Affaires jointes T‑530/22 à T-533/22
Magistrats européens pour la démocratie et les libertés (Medel)
et
International Association of Judges
et
Association of European Administrative Judges
et
Stichting Rechters voor Rechters
contre
Conseil de l’Union européenne
Ordonnance du Tribunal (grande chambre) du 4 juin 2024
« Recours en annulation – Règlement (UE) 2021/241 du Parlement européen et du Conseil – Décision d’exécution du Conseil du 17 juin 2022 relative à l’approbation de l’évaluation du plan pour la reprise et la résilience pour la Pologne – Défaut d’affectation directe – Irrecevabilité »

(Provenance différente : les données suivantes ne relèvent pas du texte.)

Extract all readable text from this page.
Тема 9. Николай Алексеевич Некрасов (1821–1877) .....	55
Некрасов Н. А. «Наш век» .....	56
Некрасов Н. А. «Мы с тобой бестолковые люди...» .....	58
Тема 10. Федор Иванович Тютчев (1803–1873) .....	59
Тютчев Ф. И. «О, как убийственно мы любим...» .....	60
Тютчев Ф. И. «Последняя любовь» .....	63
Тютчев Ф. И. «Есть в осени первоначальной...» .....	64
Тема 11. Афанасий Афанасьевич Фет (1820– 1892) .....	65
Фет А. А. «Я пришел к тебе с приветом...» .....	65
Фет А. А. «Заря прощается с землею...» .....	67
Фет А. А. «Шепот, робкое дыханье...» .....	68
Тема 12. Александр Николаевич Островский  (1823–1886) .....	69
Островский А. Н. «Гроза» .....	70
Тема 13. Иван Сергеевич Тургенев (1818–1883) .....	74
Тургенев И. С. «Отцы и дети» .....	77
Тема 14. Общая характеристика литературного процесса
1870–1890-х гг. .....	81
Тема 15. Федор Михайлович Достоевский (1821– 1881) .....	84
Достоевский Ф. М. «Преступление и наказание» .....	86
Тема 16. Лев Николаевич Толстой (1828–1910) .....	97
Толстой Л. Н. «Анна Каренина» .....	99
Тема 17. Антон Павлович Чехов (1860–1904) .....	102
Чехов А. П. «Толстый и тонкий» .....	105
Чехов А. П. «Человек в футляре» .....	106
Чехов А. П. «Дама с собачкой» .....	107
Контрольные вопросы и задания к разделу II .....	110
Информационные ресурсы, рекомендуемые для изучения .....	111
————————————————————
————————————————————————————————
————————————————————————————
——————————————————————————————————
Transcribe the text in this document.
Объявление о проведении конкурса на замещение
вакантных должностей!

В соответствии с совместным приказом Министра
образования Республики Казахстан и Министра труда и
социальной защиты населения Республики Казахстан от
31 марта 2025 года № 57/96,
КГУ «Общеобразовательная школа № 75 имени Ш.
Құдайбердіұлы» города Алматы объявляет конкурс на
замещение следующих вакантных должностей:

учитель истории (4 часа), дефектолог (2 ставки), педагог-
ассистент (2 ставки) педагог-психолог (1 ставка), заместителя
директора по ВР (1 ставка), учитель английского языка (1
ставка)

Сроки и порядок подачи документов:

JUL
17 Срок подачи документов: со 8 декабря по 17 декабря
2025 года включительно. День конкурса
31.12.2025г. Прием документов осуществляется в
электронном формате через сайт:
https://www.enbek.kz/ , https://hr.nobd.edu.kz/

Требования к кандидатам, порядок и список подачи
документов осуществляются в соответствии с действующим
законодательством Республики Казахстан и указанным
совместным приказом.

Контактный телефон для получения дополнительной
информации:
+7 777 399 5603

1. Recours en annulation – Personnes physiques ou morales – Actes les concernant directement et individuellement – Recours introduit par une association – Recevabilité – Critères
(Art. 263, 4e al., TFUE)
(voir point 40)
2. Recours en annulation – Personnes physiques ou morales – Actes les concernant directement et individuellement – Recours d’une association professionnelle de défense et de représentation de ses membres – Affectation directe – Critères – Associations représentant les intérêts de leurs membres étant eux-mêmes recevables à agir – Absence de lien direct entre l’acte attaqué et ses effets sur les sujets représentés par les associations requérantes – Irrecevabilité
(Art. 263, 4e al., TFUE)
(voir points 62-89, 93, 109)
3. Recours en annulation – Personnes physiques ou morales – Actes les concernant directement et individuellement – Affectation directe – Critères – Possibilité de remettre en cause les conditions de recevabilité par l’invocation du droit à une protection juridictionnelle effective – Absence – Possibilité d’assouplir les conditions de recevabilité en vue de remédier au plus vite aux manquements d’un État membre concernant la crise de l’État de droit – Absence
(Art. 2 et 19, § 1, 2d al., TUE ; art. 263, 4e al., et 266 TFUE ; charte des droits fondamentaux de l’Union européenne, art. 47)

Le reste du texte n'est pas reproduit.